Menurut Gubernur, hama belalang dan hama lainnya adalah akibat ulah manusia juga. Karena manusia telah merusak ekosistem yang ada.
“Jangan kita matikan burung-burung, ular, karena itulah yang bisa makan belalang dan tikus yang menjadi penyebab munculnya hama,” tegas Gubernur Viktor.
Dirinya minta pada Wakapolres untuk menindak tegas masyarakat yang masih menembak burung dengan senapan angin.
“Polres agar mengamankan para pemilik senapan angin yang sering tembak burung. Ekosistem harus tetap kita jaga agar tidak muncul hama-hama lainnya seperti belakang, tikus dan lain-lain. Manusia juga yang menjadi penyebab rusaknya ekosistem,” pungkasnya.
Gubernur memberi apresiasi kepada Bupati SBD, dr. Kornelius Kodi Mete, dan Kadis Pertanian SBD, Rofinus Kaleka yang sudah bekerja keras dan kerja cerdas sehingga program TJPS dapat berjalan di SBD.
“Terima kasih pada Bupati dan Kadis Pertanian yang sudah bekerja keras dan kerja cerdas sehingga program TJPS dapat berjalan dan hampir mencapai target yang ditentukan walaupun ada kendala hama belalang,” kata Gubernur Viktor.

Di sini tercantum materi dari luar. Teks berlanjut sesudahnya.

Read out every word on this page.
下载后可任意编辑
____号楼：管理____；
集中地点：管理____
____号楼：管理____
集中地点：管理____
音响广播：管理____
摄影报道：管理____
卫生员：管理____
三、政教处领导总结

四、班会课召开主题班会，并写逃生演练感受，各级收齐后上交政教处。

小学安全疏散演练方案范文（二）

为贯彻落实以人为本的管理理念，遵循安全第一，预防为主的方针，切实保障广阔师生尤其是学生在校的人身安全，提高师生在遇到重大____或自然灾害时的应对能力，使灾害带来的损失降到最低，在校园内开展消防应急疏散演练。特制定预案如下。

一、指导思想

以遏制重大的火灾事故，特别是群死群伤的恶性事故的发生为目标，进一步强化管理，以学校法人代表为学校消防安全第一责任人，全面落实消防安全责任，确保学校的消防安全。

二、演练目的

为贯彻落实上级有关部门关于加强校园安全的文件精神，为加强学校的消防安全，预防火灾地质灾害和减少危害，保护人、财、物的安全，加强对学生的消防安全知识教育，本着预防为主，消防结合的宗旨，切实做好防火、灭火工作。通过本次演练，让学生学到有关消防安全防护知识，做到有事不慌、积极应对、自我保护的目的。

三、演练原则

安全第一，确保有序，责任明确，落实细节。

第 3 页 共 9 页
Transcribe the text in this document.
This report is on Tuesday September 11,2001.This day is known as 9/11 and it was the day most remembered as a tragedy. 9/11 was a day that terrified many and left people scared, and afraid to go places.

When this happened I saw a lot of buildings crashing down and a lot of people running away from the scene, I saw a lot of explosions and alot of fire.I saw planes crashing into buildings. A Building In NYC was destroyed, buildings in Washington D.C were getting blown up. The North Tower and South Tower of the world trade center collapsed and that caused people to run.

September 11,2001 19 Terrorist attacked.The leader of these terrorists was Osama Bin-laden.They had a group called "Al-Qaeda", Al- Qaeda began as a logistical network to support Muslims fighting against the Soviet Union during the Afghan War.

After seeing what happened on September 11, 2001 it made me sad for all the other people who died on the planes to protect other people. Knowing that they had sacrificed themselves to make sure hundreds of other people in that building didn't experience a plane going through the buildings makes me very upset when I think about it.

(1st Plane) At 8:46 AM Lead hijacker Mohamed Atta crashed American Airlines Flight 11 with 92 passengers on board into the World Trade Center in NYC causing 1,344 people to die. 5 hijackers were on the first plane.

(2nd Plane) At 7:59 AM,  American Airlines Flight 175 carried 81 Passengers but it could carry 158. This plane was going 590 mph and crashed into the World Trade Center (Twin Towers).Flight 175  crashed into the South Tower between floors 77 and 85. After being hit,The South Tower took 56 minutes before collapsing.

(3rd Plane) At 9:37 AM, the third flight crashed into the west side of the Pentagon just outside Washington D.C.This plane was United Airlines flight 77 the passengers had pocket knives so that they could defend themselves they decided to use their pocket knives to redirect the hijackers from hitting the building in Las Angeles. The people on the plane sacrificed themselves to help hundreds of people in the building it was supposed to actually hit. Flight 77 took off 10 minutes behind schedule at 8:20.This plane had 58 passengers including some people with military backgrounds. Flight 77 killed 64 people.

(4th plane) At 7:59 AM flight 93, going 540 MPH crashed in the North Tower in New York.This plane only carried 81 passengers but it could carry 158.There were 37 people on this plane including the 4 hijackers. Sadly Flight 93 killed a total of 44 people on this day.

Viktor juga memuji secara khusus Rofinus Kaleka yang mampu menjawab target yang sudah ditentukan dengan bekerja keras bahkan tinggal di desa.
“Kadis Pertanian SBD luar biasa, kita minta target 15.000 hektar dia sudah kerjakan 11. 000 hektar. Terima kasih juga buat petani SBD yang mempunyai semangat kerja,” tandas Gubernur Viktor.